针对语言模型无法学习到中文的近音字信息和形似字信息的问题,本申请提供了一种模型训练方法、中文文本纠错方法、电子设备和存储介质,该模型训练方法包括:获取训练中文语料和字音字形混淆集,其中,字音字形混淆集为中文近音字混淆集和中文形似字混淆集的合集;根据字音字形混淆集构建字音模型和字形模型;根据训练中文语料确定字符嵌入;将训练中文语料输入字音模型和字形模型,分别得到拼音嵌入和字形嵌入;将字符嵌入、拼音嵌入和字形嵌入输入深度双向预训练语言模型并利用掩码策略进行预训练;对预训练后的深度双向预训练语言模型进行微调,得到中文文本纠错语言模型。

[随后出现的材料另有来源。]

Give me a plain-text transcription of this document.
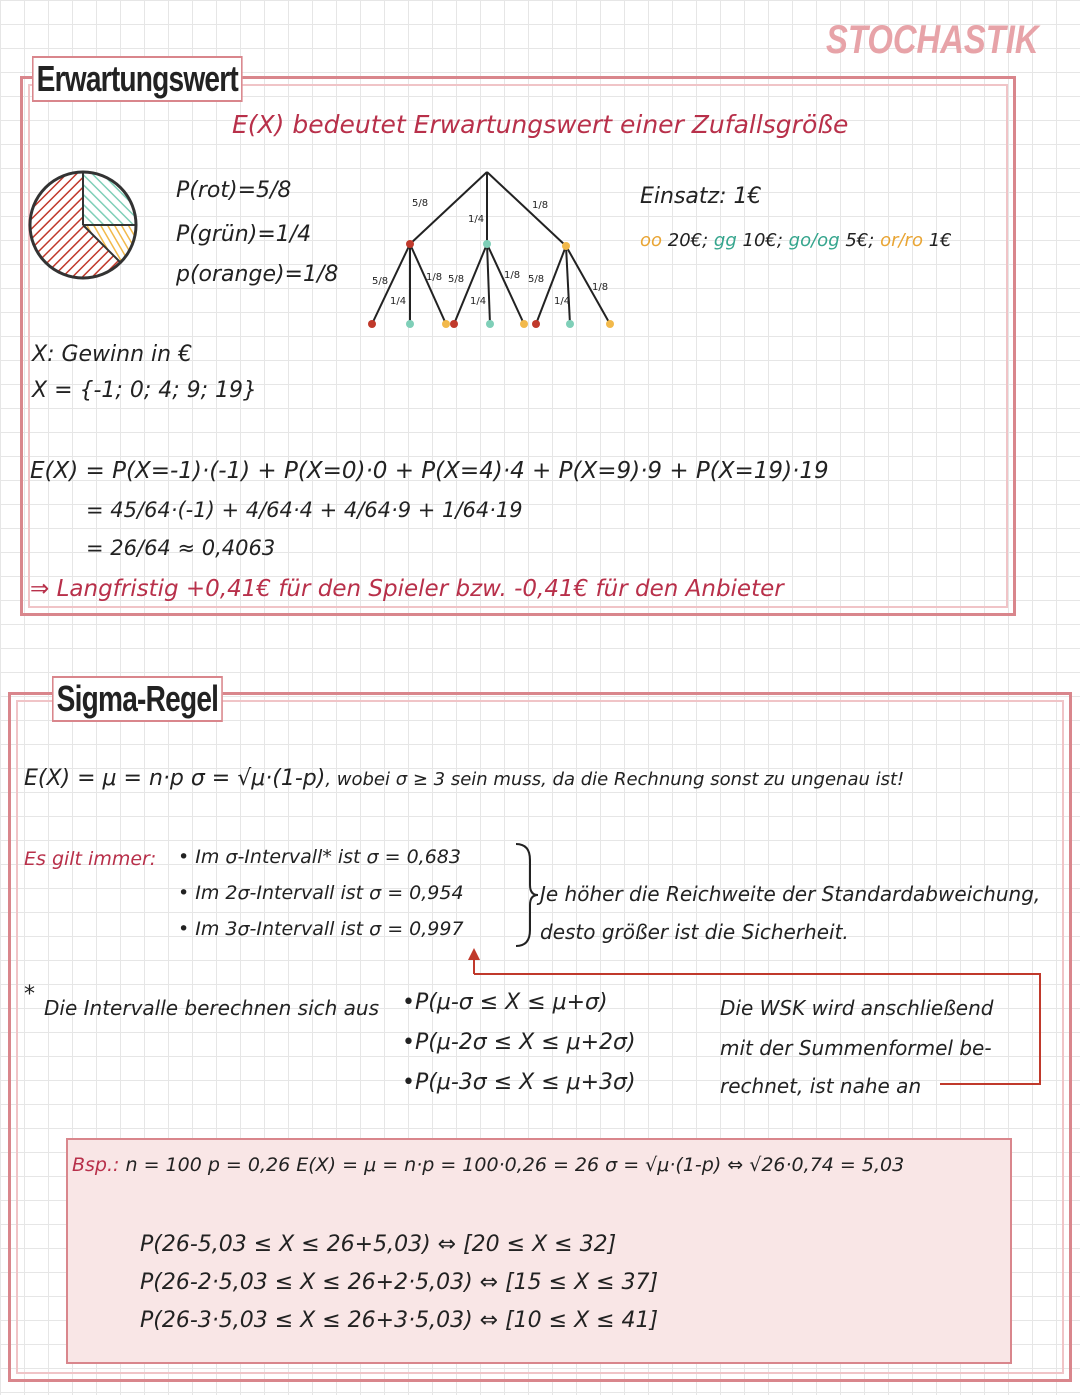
STOCHASTIK
Erwartungswert
E(X) bedeutet Erwartungswert einer Zufallsgröße
P(rot)=5/8
P(grün)=1/4
p(orange)=1/8
5/8
1/4
1/8
5/8
1/4
1/8 5/8
1/4
1/8 5/8
1/4
1/8
Einsatz: 1€
oo 20€; gg 10€; go/og 5€; or/ro 1€
X: Gewinn in €
X = {-1; 0; 4; 9; 19}
E(X) = P(X=-1)·(-1) + P(X=0)·0 + P(X=4)·4 + P(X=9)·9 + P(X=19)·19
= 45/64·(-1) + 4/64·4 + 4/64·9 + 1/64·19
= 26/64 ≈ 0,4063
⇒ Langfristig +0,41€ für den Spieler bzw. -0,41€ für den Anbieter
Sigma-Regel
E(X) = μ = n·p σ = √μ·(1-p), wobei σ ≥ 3 sein muss, da die Rechnung sonst zu ungenau ist!
Es gilt immer: • Im σ-Intervall* ist σ = 0,683
• Im 2σ-Intervall ist σ = 0,954
• Im 3σ-Intervall ist σ = 0,997
Je höher die Reichweite der Standardabweichung,
desto größer ist die Sicherheit.
*
Die Intervalle berechnen sich aus •P(μ-σ ≤ X ≤ μ+σ)
•P(μ-2σ ≤ X ≤ μ+2σ)
•P(μ-3σ ≤ X ≤ μ+3σ)
Die WSK wird anschließend
mit der Summenformel be-
rechnet, ist nahe an
Bsp.: n = 100 p = 0,26 E(X) = μ = n·p = 100·0,26 = 26 σ = √μ·(1-p) ⇔ √26·0,74 = 5,03
P(26-5,03 ≤ X ≤ 26+5,03) ⇔ [20 ≤ X ≤ 32]
P(26-2·5,03 ≤ X ≤ 26+2·5,03) ⇔ [15 ≤ X ≤ 37]
P(26-3·5,03 ≤ X ≤ 26+3·5,03) ⇔ [10 ≤ X ≤ 41]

根据本申请实施例提供的方案,利用训练中文语料和字音字形混淆集进行端到端模型训练,进而得到中文文本纠错语音模型,实现了中文文本纠错语音模型能学习到近音字信息和形似字信息,在进行中文文本纠错时,能够利用近音字信息和形似字信息纠正错别字,提高中文文本纠错结果的准确率和可解释性。
首先,对本申请中涉及的若干名词进行解析:
自然语言处理(Natural Language Processing,NLP),是计算机科学领域与人工智能领域中的一个重要方向,它研究能实现人与计算机之间用自然语言进行有效通信的各种理论和方法。
卷积神经网络(Convolutional Neural Networks,CNN),是一种前馈神经网络,它的人工神经元可以响应一部分覆盖范围内的周围单元;卷积神经网络被广泛应用于图片特征提取,其可以通过对局部底层特征的提取,通过堆叠的方式逐渐学习到一些高级的特征。
长短期记忆网络(Long Short-Term Memory,LSTM),是循环神经网络的一个变种,其具有建模序列特征的能力,通过引入输入门、忘记门和输出门对循环神经网络进行优化。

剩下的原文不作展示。